For you did not receive a spirit of slavery to fall back into fear, but you received a Spirit of adoption,
through whom we cry, “Abba, Father!” The Spirit himself bears witness with our spirit that we are children of God, and if children, then heirs, heirs of God and joint heirs with Christ, if only we suffer with him so that we may also be glorified with him. Romans 8:14-18
I talked specifically about suffering as Jesus did; without complaining, fully united to the Father’s will, knowing it was for the good of all.
I want to suffer well, no whining or complaining, having interior peace and exterior calm. I fall short. How? Well, I don’t like to suffer alone. For example, if I am doing housework I expect the people who live with me to be doing it as well. There are other subtle ways we don’t suffer well. Maybe we want others to notice our hard work, so we talk about how hot it was while mowing the lawn. Some people suffer with loud sighing and eye rolling.

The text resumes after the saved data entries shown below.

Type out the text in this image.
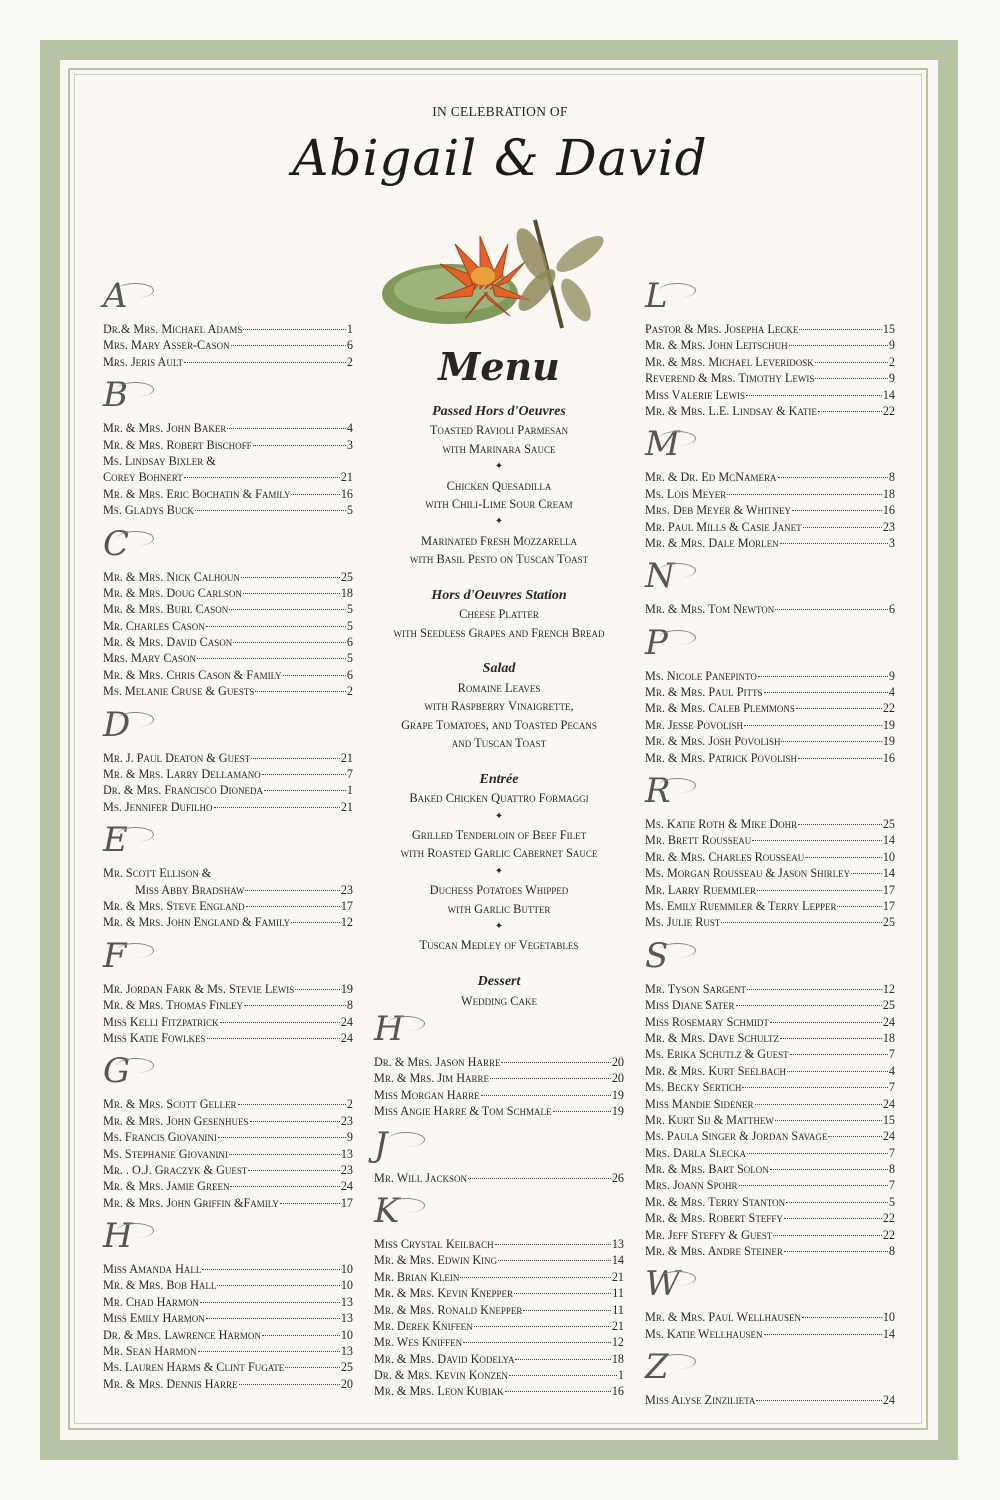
IN CELEBRATION OF
Abigail & David
Menu
Passed Hors d'Oeuvres
Toasted Ravioli Parmesan
with Marinara Sauce
✦
Chicken Quesadilla
with Chili-Lime Sour Cream
✦
Marinated Fresh Mozzarella
with Basil Pesto on Tuscan Toast
Hors d'Oeuvres Station
Cheese Platter
with Seedless Grapes and French Bread
Salad
Romaine Leaves
with Raspberry Vinaigrette,
Grape Tomatoes, and Toasted Pecans
and Tuscan Toast
Entrée
Baked Chicken Quattro Formaggi
✦
Grilled Tenderloin of Beef Filet
with Roasted Garlic Cabernet Sauce
✦
Duchess Potatoes Whipped
with Garlic Butter
✦
Tuscan Medley of Vegetables
Dessert
Wedding Cake
A
Dr.& Mrs. Michael Adams	1
Mrs. Mary Asser-Cason	6
Mrs. Jeris Ault	2
B
Mr. & Mrs. John Baker	4
Mr. & Mrs. Robert Bischoff	3
Ms. Lindsay Bixler &
Corey Bohnert	21
Mr. & Mrs. Eric Bochatin & Family	16
Ms. Gladys Buck	5
C
Mr. & Mrs. Nick Calhoun	25
Mr. & Mrs. Doug Carlson	18
Mr. & Mrs. Burl Cason	5
Mr. Charles Cason	5
Mr. & Mrs. David Cason	6
Mrs. Mary Cason	5
Mr. & Mrs. Chris Cason & Family	6
Ms. Melanie Cruse & Guests	2
D
Mr. J. Paul Deaton & Guest	21
Mr. & Mrs. Larry Dellamano	7
Dr. & Mrs. Francisco Dioneda	1
Ms. Jennifer Dufilho	21
E
Mr. Scott Ellison &
Miss Abby Bradshaw	23
Mr. & Mrs. Steve England	17
Mr. & Mrs. John England & Family	12
F
Mr. Jordan Fark & Ms. Stevie Lewis	19
Mr. & Mrs. Thomas Finley	8
Miss Kelli Fitzpatrick	24
Miss Katie Fowlkes	24
G
Mr. & Mrs. Scott Geller	2
Mr. & Mrs. John Gesenhues	23
Ms. Francis Giovanini	9
Ms. Stephanie Giovanini	13
Mr. . O.J. Graczyk & Guest	23
Mr. & Mrs. Jamie Green	24
Mr. & Mrs. John Griffin &Family	17
H
Miss Amanda Hall	10
Mr. & Mrs. Bob Hall	10
Mr. Chad Harmon	13
Miss Emily Harmon	13
Dr. & Mrs. Lawrence Harmon	10
Mr. Sean Harmon	13
Ms. Lauren Harms & Clint Fugate	25
Mr. & Mrs. Dennis Harre	20
H
Dr. & Mrs. Jason Harre	20
Mr. & Mrs. Jim Harre	20
Miss Morgan Harre	19
Miss Angie Harre & Tom Schmale	19
J
Mr. Will Jackson	26
K
Miss Crystal Keilbach	13
Mr. & Mrs. Edwin King	14
Mr. Brian Klein	21
Mr. & Mrs. Kevin Knepper	11
Mr. & Mrs. Ronald Knepper	11
Mr. Derek Kniffen	21
Mr. Wes Kniffen	12
Mr. & Mrs. David Kodelya	18
Dr. & Mrs. Kevin Konzen	1
Mr. & Mrs. Leon Kubiak	16
L
Pastor & Mrs. Josepha Lecke	15
Mr. & Mrs. John Leitschuh	9
Mr. & Mrs. Michael Leveridosk	2
Reverend & Mrs. Timothy Lewis	9
Miss Valerie Lewis	14
Mr. & Mrs. L.E. Lindsay & Katie	22
M
Mr. & Dr. Ed McNamera	8
Ms. Lois Meyer	18
Mrs. Deb Meyer & Whitney	16
Mr. Paul Mills & Casie Janet	23
Mr. & Mrs. Dale Morlen	3
N
Mr. & Mrs. Tom Newton	6
P
Ms. Nicole Panepinto	9
Mr. & Mrs. Paul Pitts	4
Mr. & Mrs. Caleb Plemmons	22
Mr. Jesse Povolish	19
Mr. & Mrs. Josh Povolish	19
Mr. & Mrs. Patrick Povolish	16
R
Ms. Katie Roth & Mike Dohr	25
Mr. Brett Rousseau	14
Mr. & Mrs. Charles Rousseau	10
Ms. Morgan Rousseau & Jason Shirley	14
Mr. Larry Ruemmler	17
Ms. Emily Ruemmler & Terry Lepper	17
Ms. Julie Rust	25
S
Mr. Tyson Sargent	12
Miss Diane Sater	25
Miss Rosemary Schmidt	24
Mr. & Mrs. Dave Schultz	18
Ms. Erika Schutlz & Guest	7
Mr. & Mrs. Kurt Seelbach	4
Ms. Becky Sertich	7
Miss Mandie Sidener	24
Mr. Kurt Sij & Matthew	15
Ms. Paula Singer & Jordan Savage	24
Mrs. Darla Slecka	7
Mr. & Mrs. Bart Solon	8
Mrs. Joann Spohr	7
Mr. & Mrs. Terry Stanton	5
Mr. & Mrs. Robert Steffy	22
Mr. Jeff Steffy & Guest	22
Mr. & Mrs. Andre Steiner	8
W
Mr. & Mrs. Paul Wellhausen	10
Ms. Katie Wellhausen	14
Z
Miss Alyse Zinzilieta	24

Now, I think it is fine to talk to a trusted friend or spouse about your troubles or hurts, but when we tell everyone about it, repeatedly – that’s not helpful. And if you need help asking for it simply and clearly will usually get you better results than suffering in silence with a difficult problem or something you need help with. In life, there is suffering. Some of it is because of the human condition, or we might take on others’ problems in unhealthy ways or fail to act appropriately. Sadly, there is also suffering inflicted upon us by others; this should not be ignored or excused. No one has the right to harm you. The notion of suffering well does not apply in those circumstances.

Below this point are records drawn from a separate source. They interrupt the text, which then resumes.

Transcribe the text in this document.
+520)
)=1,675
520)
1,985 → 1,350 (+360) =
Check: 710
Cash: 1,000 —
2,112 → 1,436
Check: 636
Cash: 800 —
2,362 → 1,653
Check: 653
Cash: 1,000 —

When Jesus suffers in his passion and death, he does so with full knowledge of what it will cost him. He takes on the suffering out of love for us. In our own lives, if we can take the sufferings of our life and bear them as he did then we can move forward in our life. Sometimes, it means we do need to stop complaining. It means putting our problems in perspective and not focusing only on the problem. This is where the phrase, “whatever you focus on grows” can be helpful. Change your focus to how you can solve the problem, rather than bemoaning it.
Ultimately, our suffering can help us grow in learning to follow God’s will and draw us closer to Christ if we make an effort to emulate Christ.